The Do’s and Don’ts of the Query Letter

by Lin Kaatz Chary

According to Miriam Altshuler, one of the top agents for literary fiction and young adult literature in New York City, it takes only a brief glance at the subject line and salutation of most of the query letter emails she receives for her to know whether or not she is going to continue reading. This is a critical skill for someone who receives, on average, three- to four-hundred queries a week. In a session titled “From Pitches to Platforms: How to Enlist an Agent” at the recent Kentucky Women Writers Conference in Lexington, Altshuler discussed the “do’s” and “don’ts” for writing a successful query letter.

The “Do’s” are summarized in the following five essential points:

  1. Do Your Research and Follow the Guidelines! – Know the agent you are querying and make sure they represent the genre you write. This seems obvious but Altshuler said it was astonishing how many people ignored this. Check out the agent’s website to see if she offers guidelines and tips for how to do your letter.
  2. Mention any connections or references you have. If you’ve met or heard her speak at a conference, if you know one the writers she represents, if you’re in an MFA program or have studied with a particular writer, or have attended any other writers conferences or retreats, mention them right at the beginning.
  3. Make your subject and salutation lines specific. “Heard You at Kentucky Writers Conference” or “Joe Smith [one of the agents writers] suggested I write to you” in the subject line will set you apart – avoid generic “query” in the subject line if possible. Never address the agent as “Dear Sir or Madam” – that tells them immediately you didn’t do your homework and it’s unlikely they’ll read further. Always use his or her name.
  4. Grammar and spelling are very important. Agents assume that if your letter contains typos, poor spelling and grammatical errors, it is likely that your manuscript will be sloppy as well. She told the story of one famous agent who if he found one typo or mistake in the query letter stopped reading it then and there. That was extreme, she said, but it is taken very seriously.
  5. Treat all the agents you query with consideration. If you query multiple agents and get a positive response from more than one, and send your manuscript to more than one, let everyone who asked for your manuscript know that there are others who are also looking at it. If you decide to go with one agent, tell the others immediately!

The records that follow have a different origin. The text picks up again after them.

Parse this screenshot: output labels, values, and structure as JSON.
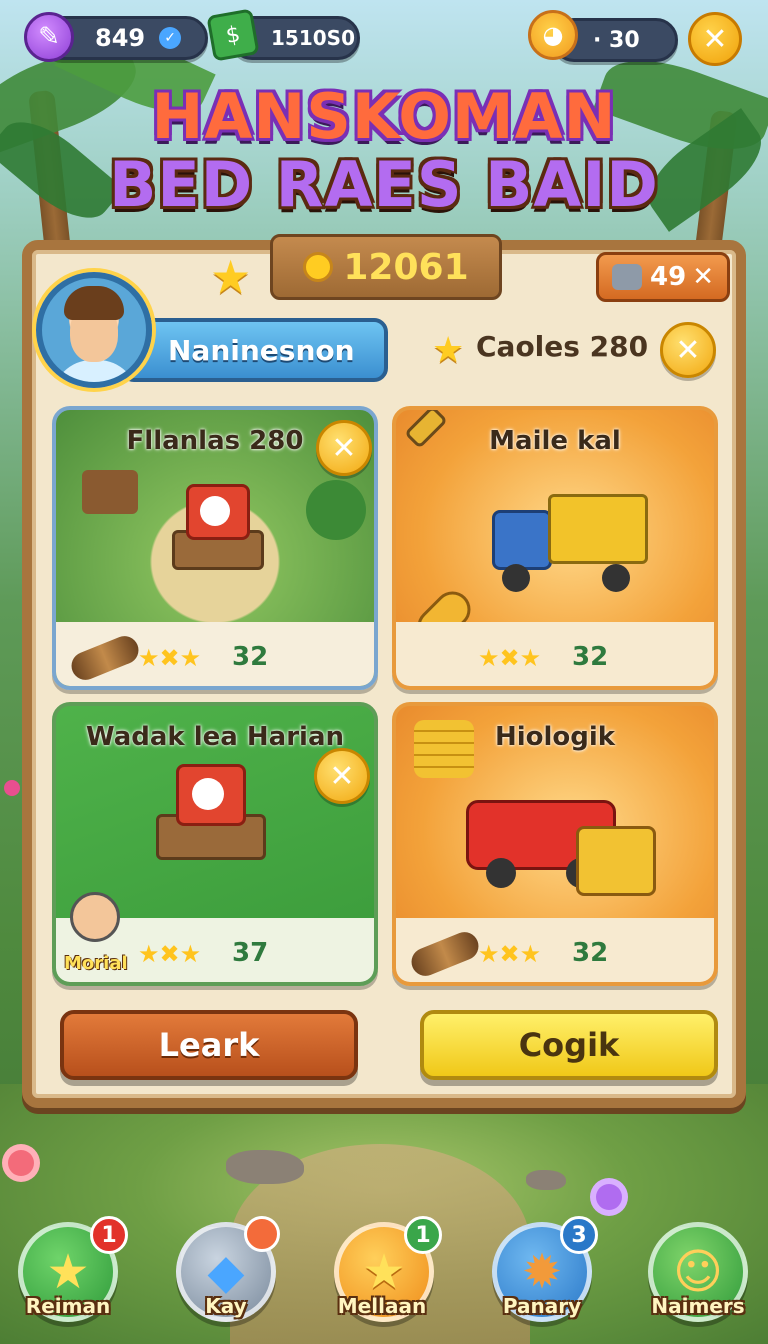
{
  "hud": {
    "gems": "849",
    "cash": "1510S0",
    "lives": "· 30",
    "icons": [
      "pencil-icon",
      "check-icon",
      "banknote-icon",
      "chick-icon",
      "close-icon"
    ]
  },
  "title": {
    "line1": [
      "HANS",
      "KOMAN",
      "",
      ""
    ],
    "line1_full": "HANSKOMAN",
    "line2": "BED RAES BAID"
  },
  "board": {
    "score": "12061",
    "tickets": "49",
    "player_name": "Naninesnon",
    "sub_score": "Caoles 280",
    "cards": [
      {
        "title": "Fllanlas 280",
        "count": "32",
        "theme": "village",
        "border": "#7aa6cf",
        "has_close": true
      },
      {
        "title": "Maile kal",
        "count": "32",
        "theme": "truck-yellow",
        "border": "#e89a3c",
        "has_close": false
      },
      {
        "title": "Wadak lea Harian",
        "count": "37",
        "theme": "green",
        "border": "#5e9d57",
        "has_close": true,
        "badge": "Morial"
      },
      {
        "title": "Hiologik",
        "count": "32",
        "theme": "truck-red",
        "border": "#e89a3c",
        "has_close": false
      }
    ],
    "left_button": "Leark",
    "right_button": "Cogik"
  },
  "nav": [
    {
      "label": "Reiman",
      "badge": "1",
      "icon": "star-icon",
      "color": "#2fa84a"
    },
    {
      "label": "Kay",
      "badge": "",
      "icon": "crystal-icon",
      "color": "#8a9bb0"
    },
    {
      "label": "Mellaan",
      "badge": "1",
      "icon": "star-icon",
      "color": "#f29a1e"
    },
    {
      "label": "Panary",
      "badge": "3",
      "icon": "sun-creature-icon",
      "color": "#2f8fd8"
    },
    {
      "label": "Naimers",
      "badge": "",
      "icon": "lion-icon",
      "color": "#3aa64a"
    }
  ],
  "colors": {
    "board_wood": "#a8753e",
    "parchment": "#f3e7cc",
    "gold": "#ffcc22",
    "left_button": "#c65a22",
    "right_button": "#f5d928"
  }
}
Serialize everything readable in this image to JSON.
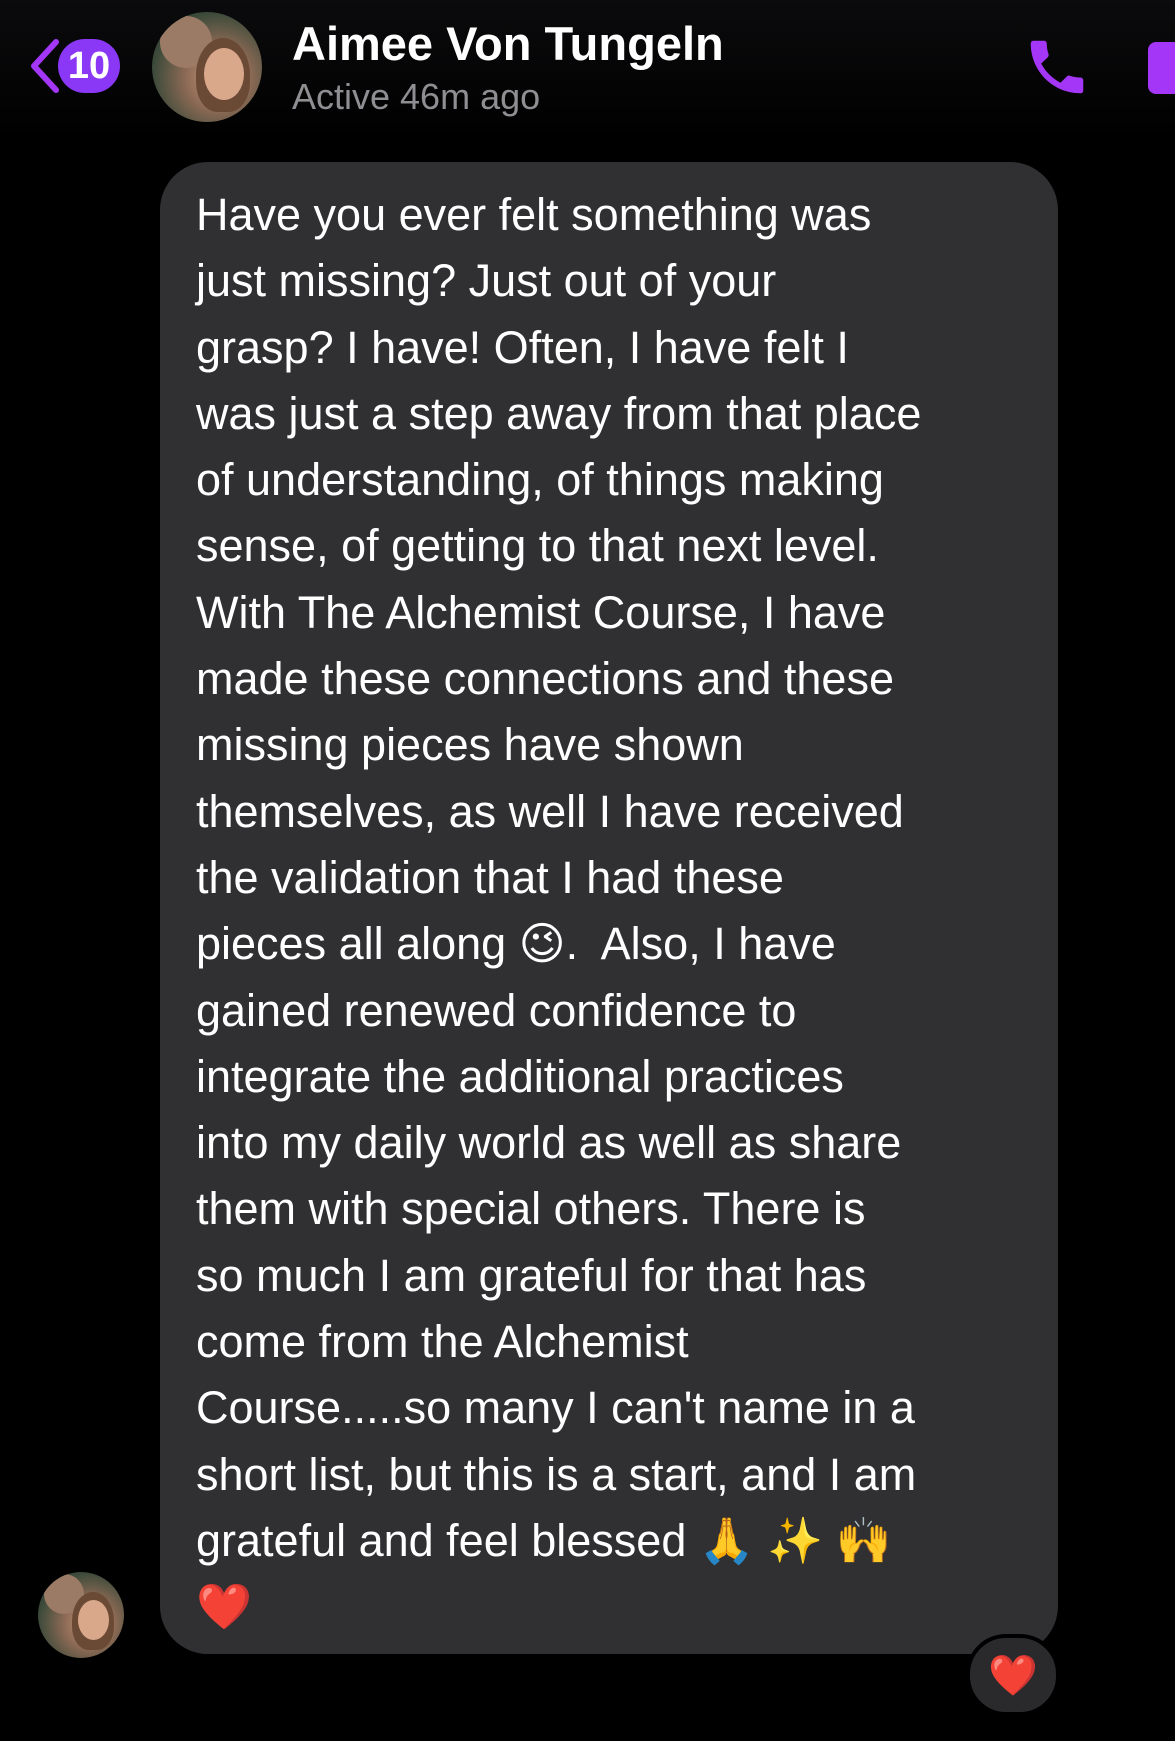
{
  "header": {
    "unread_count": "10",
    "contact_name": "Aimee Von Tungeln",
    "status": "Active 46m ago"
  },
  "colors": {
    "accent": "#a436f7",
    "badge": "#8a38f5",
    "bubble": "#303032",
    "background": "#000000",
    "status_text": "#8e8e93"
  },
  "icons": {
    "back": "chevron-left-icon",
    "call": "phone-icon",
    "video": "video-camera-icon"
  },
  "message": {
    "text": "Have you ever felt something was\njust missing? Just out of your\ngrasp? I have! Often, I have felt I\nwas just a step away from that place\nof understanding, of things making\nsense, of getting to that next level.\nWith The Alchemist Course, I have\nmade these connections and these\nmissing pieces have shown\nthemselves, as well I have received\nthe validation that I had these\npieces all along 😉.  Also, I have\ngained renewed confidence to\nintegrate the additional practices\ninto my daily world as well as share\nthem with special others. There is\nso much I am grateful for that has\ncome from the Alchemist\nCourse.....so many I can't name in a\nshort list, but this is a start, and I am\ngrateful and feel blessed 🙏 ✨ 🙌\n❤️",
    "reaction": "❤️"
  }
}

When writing a query letter, Altshuler suggested one page with three paragraphs:

  1. A brief introduction – who you are, what you are submitting, and why you are submitting to her/him. This is not the author bio. This is where you briefly introduce yourself and your book in your own authentic voice.
  2. The pitch. This is the most important paragraph. It should be 5-10 solid sentences including a synopsis/overview. This is where you bring the story together and show its heart. The pitch is more than just telling what the story is about, although you want to mention key plot points and key complications that drive the plot forward; the pitch is all about the voice of the book, and leaving the reader where she is curious to know more, or as Altshuler put it, “I want to read the query and fall in love!” You can also mention titles and authors within the genre for comparison to show what market you see yourself in.
  3. Author bio. This is where you put anything relevant to your book – any publication credits, etc. (see #2 in the “Do’s”).

Many agents want the first 5-20 pages (there’s a wide range) of your manuscript along with your query, and they want those pages in the body of the email rather than in an attachment; this is where it is crucial to read the guidelines!

In addition to the major gaffe of sending out bulk queries addressed to “Dear Sir or Madam” – which is certain to get you a rejection if you get any response at all – there are two other common pitfalls to avoid. The first is asking about more than one book in a single query, the “hey, I also have another book if you’re interested…” syndrome, which is guaranteed to turn off an agent. The second is the tendency of many first-time authors to sell themselves short, apologize, and be generally negative in their tone and approach. Is it necessary to say that you should always project confidence and excitement about the opportunity share your book with the agent and you look forward to hearing from them soon!

The reality is that most first-time authors send out many tens of queries before they get a positive response from an agent for reasons that often have nothing to do with the quality of their manuscript. Finding the best agents to approach, and sending the best query you can are two of the best strategies for getting a successful response as early as possible.